Facebook whistleblower Frances Haugen told British lawmakers that the social media giant stokes online hate and extremism, fails to protect children from harmful content and lacks any incentive to fix the problems, providing strong momentum for efforts by European governments working on stricter regulation of tech giants. While her testimony echoed much of what she told the U.S. Senate earlier this month, her appearance drew intense interest from a British parliamentary committee that is much further along in drawing up legislation to crack down on social platforms. (CTV News)

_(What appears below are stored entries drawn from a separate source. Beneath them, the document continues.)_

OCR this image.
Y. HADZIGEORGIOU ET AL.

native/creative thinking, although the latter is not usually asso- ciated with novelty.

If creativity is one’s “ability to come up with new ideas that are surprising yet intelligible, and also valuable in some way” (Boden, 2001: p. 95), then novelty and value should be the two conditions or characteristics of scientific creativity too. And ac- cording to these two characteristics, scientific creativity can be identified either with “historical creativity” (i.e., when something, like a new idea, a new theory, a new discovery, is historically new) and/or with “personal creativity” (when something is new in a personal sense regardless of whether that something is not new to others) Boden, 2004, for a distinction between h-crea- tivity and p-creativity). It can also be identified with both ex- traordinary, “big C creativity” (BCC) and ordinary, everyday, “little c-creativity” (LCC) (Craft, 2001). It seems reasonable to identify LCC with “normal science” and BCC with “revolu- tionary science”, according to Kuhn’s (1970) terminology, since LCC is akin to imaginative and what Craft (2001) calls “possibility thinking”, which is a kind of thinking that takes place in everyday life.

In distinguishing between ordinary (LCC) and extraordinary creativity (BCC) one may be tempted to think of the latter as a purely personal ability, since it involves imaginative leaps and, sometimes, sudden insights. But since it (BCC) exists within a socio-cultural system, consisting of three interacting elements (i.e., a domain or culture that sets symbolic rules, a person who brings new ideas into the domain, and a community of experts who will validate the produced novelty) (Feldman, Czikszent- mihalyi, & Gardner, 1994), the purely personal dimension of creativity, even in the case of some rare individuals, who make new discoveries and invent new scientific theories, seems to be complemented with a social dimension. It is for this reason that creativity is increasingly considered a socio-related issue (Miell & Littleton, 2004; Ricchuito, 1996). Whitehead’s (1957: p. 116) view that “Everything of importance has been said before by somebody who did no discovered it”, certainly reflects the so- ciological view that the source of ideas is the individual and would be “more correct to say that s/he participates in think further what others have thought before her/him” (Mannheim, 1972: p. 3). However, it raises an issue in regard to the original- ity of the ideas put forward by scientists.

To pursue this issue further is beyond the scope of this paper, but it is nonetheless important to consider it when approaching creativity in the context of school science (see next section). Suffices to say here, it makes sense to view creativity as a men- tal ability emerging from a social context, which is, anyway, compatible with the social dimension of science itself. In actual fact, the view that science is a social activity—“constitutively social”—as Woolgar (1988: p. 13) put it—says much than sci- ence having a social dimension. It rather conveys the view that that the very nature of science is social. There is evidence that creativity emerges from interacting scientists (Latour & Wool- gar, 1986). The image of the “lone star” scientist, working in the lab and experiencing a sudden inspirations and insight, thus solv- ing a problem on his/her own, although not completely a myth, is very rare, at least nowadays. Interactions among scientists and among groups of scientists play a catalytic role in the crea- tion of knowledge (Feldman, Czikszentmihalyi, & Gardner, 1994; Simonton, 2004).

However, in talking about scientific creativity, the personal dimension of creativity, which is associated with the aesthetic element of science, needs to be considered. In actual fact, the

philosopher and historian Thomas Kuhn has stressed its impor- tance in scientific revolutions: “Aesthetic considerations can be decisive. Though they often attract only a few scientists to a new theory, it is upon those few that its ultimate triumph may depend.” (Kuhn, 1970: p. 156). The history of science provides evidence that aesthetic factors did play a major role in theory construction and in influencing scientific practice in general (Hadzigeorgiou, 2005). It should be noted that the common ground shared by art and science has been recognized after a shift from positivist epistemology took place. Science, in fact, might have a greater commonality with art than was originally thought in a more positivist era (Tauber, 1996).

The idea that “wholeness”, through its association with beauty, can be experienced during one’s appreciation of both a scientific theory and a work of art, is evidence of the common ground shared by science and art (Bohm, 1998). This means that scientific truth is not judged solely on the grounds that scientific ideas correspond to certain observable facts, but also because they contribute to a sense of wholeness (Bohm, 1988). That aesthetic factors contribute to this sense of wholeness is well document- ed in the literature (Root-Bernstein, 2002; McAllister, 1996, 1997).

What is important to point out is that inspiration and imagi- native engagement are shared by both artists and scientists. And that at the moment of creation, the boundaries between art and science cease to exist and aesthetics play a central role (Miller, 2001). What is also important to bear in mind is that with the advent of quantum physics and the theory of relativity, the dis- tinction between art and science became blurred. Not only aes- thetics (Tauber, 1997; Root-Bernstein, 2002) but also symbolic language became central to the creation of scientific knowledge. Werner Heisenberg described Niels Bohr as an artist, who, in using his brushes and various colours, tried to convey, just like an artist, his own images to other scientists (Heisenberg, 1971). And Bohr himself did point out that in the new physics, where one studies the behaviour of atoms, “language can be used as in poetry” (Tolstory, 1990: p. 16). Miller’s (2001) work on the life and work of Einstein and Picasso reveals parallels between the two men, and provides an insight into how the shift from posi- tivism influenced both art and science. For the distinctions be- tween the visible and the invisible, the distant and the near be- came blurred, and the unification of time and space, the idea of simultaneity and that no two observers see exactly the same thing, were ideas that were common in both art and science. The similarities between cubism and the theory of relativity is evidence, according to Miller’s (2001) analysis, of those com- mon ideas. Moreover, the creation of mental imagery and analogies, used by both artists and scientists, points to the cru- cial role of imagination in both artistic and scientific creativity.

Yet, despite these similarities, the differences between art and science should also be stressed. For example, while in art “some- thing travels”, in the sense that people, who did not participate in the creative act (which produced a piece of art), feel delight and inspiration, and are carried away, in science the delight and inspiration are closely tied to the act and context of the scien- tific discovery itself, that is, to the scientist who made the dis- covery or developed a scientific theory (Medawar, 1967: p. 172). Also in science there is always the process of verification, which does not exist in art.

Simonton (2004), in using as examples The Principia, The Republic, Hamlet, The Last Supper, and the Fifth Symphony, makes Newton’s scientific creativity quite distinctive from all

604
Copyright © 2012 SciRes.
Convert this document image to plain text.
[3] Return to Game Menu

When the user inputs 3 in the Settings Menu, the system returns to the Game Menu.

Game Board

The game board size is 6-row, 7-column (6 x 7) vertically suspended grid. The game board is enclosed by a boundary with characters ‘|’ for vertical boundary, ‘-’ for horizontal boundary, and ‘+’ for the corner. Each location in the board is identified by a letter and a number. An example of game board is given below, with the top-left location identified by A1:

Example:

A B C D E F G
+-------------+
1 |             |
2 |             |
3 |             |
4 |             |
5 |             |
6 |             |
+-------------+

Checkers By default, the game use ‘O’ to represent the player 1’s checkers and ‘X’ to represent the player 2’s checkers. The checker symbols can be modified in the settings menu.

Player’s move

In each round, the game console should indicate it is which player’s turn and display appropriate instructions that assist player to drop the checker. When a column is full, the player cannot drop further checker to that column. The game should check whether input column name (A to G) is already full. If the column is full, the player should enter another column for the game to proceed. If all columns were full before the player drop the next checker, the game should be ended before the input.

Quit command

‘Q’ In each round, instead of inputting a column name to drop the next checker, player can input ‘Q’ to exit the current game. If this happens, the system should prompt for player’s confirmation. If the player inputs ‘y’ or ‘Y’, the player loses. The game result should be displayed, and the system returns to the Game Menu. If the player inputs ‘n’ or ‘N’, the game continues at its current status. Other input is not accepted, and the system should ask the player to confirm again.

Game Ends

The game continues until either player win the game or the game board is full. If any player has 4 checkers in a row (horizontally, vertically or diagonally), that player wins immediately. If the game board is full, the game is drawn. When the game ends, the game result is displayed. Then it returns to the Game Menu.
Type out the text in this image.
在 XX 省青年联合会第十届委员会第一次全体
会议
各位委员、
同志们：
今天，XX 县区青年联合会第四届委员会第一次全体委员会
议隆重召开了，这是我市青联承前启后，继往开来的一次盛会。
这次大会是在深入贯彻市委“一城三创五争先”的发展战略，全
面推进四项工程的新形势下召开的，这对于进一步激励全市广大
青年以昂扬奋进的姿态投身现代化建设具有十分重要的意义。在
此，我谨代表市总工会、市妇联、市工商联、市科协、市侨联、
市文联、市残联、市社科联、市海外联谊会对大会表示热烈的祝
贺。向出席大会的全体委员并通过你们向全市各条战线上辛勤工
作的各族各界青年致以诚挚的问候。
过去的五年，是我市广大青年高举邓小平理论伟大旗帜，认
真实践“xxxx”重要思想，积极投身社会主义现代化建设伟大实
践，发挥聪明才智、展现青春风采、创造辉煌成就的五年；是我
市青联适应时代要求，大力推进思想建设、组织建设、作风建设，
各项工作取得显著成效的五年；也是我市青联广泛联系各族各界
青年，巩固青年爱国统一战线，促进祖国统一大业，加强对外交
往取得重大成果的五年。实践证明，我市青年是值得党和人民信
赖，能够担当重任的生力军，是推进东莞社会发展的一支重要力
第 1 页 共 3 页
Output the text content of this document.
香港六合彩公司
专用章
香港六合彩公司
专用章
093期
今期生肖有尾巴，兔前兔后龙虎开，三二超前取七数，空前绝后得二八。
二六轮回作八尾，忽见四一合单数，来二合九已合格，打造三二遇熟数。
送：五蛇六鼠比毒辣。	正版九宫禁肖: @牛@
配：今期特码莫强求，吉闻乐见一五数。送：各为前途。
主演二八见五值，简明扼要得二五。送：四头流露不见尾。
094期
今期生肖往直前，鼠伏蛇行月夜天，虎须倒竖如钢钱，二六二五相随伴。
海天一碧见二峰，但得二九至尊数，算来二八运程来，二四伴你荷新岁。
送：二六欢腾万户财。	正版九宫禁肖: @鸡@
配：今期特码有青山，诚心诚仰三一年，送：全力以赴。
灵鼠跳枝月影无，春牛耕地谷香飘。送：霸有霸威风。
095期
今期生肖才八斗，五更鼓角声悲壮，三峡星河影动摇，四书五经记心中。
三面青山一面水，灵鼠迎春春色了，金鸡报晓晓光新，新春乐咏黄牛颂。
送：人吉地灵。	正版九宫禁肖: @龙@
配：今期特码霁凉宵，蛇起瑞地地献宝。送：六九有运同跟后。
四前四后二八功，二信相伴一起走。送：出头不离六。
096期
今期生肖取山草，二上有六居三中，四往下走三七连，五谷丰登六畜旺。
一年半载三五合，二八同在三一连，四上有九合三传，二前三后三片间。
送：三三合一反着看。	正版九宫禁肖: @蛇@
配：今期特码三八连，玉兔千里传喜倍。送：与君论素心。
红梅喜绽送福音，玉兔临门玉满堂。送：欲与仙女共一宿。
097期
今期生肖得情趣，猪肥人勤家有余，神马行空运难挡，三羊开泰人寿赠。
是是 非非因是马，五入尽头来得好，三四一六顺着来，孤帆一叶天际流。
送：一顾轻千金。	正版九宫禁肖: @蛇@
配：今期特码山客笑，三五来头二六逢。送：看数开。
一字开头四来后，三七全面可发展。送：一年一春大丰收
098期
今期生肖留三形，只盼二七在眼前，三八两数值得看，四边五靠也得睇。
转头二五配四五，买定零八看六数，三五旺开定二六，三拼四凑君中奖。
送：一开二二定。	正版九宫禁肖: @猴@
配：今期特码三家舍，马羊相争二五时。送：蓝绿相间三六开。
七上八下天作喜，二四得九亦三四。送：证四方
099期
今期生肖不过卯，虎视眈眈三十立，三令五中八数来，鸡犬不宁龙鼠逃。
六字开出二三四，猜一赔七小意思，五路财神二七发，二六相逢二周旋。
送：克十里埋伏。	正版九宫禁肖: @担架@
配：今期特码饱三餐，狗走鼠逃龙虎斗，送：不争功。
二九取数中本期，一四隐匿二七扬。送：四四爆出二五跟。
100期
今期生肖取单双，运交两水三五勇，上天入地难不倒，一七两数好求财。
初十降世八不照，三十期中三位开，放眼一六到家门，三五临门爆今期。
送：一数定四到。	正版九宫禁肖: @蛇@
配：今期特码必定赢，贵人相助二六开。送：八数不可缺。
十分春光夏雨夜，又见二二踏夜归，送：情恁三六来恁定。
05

Here is an expert from McGill University that can provide comment on this issue:
Taylor Owen, Associate Professor, Max Bell School of Public Policy and Beaverbrook Chair in Media, Ethics and Communications
“Frances Haugen has finally focused our conversation on the right problem: corporate decisions, product design, and incentive structures, that too often prioritize profit and growth over public safety and democratic responsibility. Instead of starting with the outcome of this structural problem – harmful speech – she rightly calls for governments to focus on ensuring greater accountability and transparency over the companies that shape it. Fortunately, we already have many of the regulatory tools we need to solve this problem.”
Taylor Owen is an Associate Professor at the Max Bell School of Public Policy and holder of the Beaverbrook Chair in Media, Ethics and Communications. His research focuses on exploring the ethics, civic impact, and governance of emerging technologies.